What do you mean by this? Like having the ability to create your own deny/black list of ip addresses and then you can validate against it?

toast03y ago

>> I keep look for something I can just add lists to my server and check against that, but not going to spend thousands on it.

> What do you mean by this? Like having the ability to create your own deny/black list of ip addresses and then you can validate against it?

They want to download your database and run queries on it locally, rather than call your API. This way they don't share data with you and don't need to worry about your data practices.

bragr3y ago· 3 in thread

>Let me know what your thoughts

Do you have any data showing your service is better/more accurate/better false positive rate than competing offerings?

>IPDetective collects data from about 60+ different sources such as official cloud provider endpoints and public VPN/Proxy/Tor/Bot net lists.

Are you on the up and up with all those public sources? I'm not sure which ones you're sourcing, but many do not allow commercial use, resale, or at the very least have some attribution clause to keep security companies from mooching off crowdsourced data.

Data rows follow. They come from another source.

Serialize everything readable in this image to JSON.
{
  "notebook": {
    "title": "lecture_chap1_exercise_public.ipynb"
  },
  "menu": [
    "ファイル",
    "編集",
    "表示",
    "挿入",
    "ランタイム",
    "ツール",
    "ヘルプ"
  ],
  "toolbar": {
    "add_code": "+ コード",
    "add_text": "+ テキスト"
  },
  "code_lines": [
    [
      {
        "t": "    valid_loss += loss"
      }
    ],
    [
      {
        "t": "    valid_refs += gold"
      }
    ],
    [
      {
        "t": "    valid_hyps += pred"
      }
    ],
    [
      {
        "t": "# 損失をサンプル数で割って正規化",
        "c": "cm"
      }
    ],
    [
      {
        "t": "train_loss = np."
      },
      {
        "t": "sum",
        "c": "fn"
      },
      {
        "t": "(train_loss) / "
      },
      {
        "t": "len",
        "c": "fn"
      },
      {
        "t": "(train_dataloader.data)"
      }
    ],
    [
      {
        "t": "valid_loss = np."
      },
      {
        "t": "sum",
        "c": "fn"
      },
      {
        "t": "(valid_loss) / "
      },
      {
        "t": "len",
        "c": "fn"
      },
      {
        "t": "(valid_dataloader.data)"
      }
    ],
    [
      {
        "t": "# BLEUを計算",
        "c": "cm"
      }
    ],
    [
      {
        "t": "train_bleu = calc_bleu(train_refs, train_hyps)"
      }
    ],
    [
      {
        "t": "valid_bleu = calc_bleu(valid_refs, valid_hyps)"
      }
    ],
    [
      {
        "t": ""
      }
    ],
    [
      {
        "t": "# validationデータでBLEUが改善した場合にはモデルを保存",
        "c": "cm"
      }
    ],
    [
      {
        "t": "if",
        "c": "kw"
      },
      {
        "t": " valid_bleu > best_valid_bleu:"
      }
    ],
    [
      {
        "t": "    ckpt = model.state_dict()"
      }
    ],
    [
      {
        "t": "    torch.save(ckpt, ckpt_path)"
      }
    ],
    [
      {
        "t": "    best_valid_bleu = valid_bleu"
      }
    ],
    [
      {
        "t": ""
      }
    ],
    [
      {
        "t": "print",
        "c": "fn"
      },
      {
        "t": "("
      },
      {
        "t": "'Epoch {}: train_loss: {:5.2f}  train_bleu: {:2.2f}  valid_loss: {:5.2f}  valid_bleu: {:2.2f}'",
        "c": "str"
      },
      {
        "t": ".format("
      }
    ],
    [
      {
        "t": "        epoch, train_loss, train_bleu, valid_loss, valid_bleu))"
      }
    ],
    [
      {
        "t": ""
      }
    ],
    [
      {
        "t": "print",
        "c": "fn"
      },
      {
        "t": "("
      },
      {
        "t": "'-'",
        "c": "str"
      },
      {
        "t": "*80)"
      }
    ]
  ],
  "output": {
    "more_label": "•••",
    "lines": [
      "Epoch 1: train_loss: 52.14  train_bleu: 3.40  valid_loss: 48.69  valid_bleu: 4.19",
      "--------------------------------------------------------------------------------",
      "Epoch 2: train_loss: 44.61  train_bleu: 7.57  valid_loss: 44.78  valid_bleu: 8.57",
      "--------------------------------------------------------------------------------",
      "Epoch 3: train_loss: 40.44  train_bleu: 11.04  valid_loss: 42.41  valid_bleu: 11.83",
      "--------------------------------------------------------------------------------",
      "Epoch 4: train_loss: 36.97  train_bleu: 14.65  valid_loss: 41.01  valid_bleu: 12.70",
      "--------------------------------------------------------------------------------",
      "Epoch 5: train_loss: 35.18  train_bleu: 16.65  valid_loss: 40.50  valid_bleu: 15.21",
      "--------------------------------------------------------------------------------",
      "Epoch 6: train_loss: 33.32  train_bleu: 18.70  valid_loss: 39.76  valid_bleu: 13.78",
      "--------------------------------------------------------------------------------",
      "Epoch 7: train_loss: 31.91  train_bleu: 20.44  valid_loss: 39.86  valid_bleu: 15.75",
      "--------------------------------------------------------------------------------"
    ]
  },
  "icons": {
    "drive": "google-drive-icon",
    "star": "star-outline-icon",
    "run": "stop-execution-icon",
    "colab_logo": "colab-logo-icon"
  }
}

>No, currently IPDetective does not support ipv6 addresses. However this feature is on the road map.

That's a major shortcoming in 2022.

Finally, as itake pointed out bellow, I'm not giving you my email just to run a simple test query and see what the results look like.

AndrewCopelandOP3y ago

Thanks for your input.

>Do you have any data showing your service is better/more accurate/better false positive rate than competing offerings

I have signed up to some of the competitors and my service averaged about 20ms per request for a single IP address. From the competition it was typically around 200ms to 300ms. Regarding better false positives that would be rather hard to do.

> Are you on the up and up with all those public sources?

I gathered from sources that did not have any licensing related to non-commercial use. Would you recommend I reach out to all of the sources regardless even if they say you can use it for commercial use? Or do not say anything about commercial use at all?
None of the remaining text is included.